Public vs private pay gap

10%

Public-sector workers earn this much more than private-sector workers in Afghanistan on average.

Public sector 971,200 AFN
Private sector 878,900 AFN

Credit and collections manager salary by city in Afghanistan

Credit and collections manager pay is not even across Afghanistan. The chart below shows the highest-paying cities in the dataset, followed by the full location table.

  • Kabul
  • Kandahar
  • Herat
  • Mazari Sharif
  • Jalalabad
  • Kunduz
LocationTypeAverageMedianRange
KabulCity1,560,800 AFN1,678,300 AFN718,000-2,471,700 AFN
KandaharCity1,510,400 AFN1,632,100 AFN695,400-2,401,300 AFN
HeratCity1,428,800 AFN1,537,500 AFN653,200-2,266,400 AFN
Mazari SharifCity1,417,600 AFN1,537,500 AFN650,700-2,254,400 AFN
JalalabadCity1,345,400 AFN1,450,700 AFN620,300-2,146,100 AFN
KunduzCity1,320,500 AFN1,428,800 AFN606,400-2,100,900 AFN


Credit and Collections Manager in Afghanistan: FAQs

  • How much does a credit and collections manager make per month in Afghanistan?

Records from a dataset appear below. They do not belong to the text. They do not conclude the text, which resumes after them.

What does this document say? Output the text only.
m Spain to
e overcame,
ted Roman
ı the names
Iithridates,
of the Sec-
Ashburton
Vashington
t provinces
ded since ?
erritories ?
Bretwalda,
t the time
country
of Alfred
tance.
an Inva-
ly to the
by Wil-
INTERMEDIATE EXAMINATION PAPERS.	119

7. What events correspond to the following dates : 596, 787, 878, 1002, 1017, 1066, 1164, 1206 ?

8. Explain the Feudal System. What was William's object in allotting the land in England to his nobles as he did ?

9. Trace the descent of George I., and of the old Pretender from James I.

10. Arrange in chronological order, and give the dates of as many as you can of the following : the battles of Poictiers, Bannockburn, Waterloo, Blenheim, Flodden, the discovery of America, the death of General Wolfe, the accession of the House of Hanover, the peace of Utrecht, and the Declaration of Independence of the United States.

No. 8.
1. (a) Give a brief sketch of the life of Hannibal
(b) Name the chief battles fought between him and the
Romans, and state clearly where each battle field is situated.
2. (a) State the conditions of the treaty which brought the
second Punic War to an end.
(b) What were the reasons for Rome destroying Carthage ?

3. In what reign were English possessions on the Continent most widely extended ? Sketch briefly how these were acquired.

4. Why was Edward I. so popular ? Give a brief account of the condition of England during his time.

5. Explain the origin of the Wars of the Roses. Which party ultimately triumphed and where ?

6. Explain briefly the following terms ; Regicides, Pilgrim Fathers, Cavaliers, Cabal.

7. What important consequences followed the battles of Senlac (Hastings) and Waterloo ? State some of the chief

    A credit and collections manager in Afghanistan earns about 115,033 AFN a month before tax, based on an annual average of 1,380,400 AFN.

  • What's the salary range for a credit and collections manager in Afghanistan?

    Entry-level credit and collections managers in Afghanistan start near 638,700 AFN. Top-end pay reaches around 2,207,600 AFN. The middle 50% of earners sit between 960,900 and 1,990,300 AFN.

  • Is the median credit and collections manager salary in Afghanistan higher or lower than the average?

    The median is 1,500,800 AFN, higher than the average of 1,380,400 AFN. Half of credit and collections managers in Afghanistan earn below the median, half earn above it.

  • What's the gender pay gap for credit and collections managers in Afghanistan?

    Men working as a credit and collections manager in Afghanistan earn around 24% more than women on average (1,537,500 vs 1,235,600 AFN a year).

  • Do credit and collections managers in Afghanistan get bonuses?

    About 67% of credit and collections managers in Afghanistan reported a bonus in the past 12 months. Reported bonuses ranged from 5% to 9% of base salary.

  • Do credit and collections managers earn more in the public or private sector in Afghanistan?

    In Afghanistan, the public sector pays a credit and collections manager about 11% more on average. Public-sector pay tends to be steadier; private-sector pay tends to offer bigger upside.

  • How often do credit and collections managers in Afghanistan get a pay raise?

    A credit and collections manager in Afghanistan sees a raise of around 8% every 29 months, equivalent to roughly 3% a year.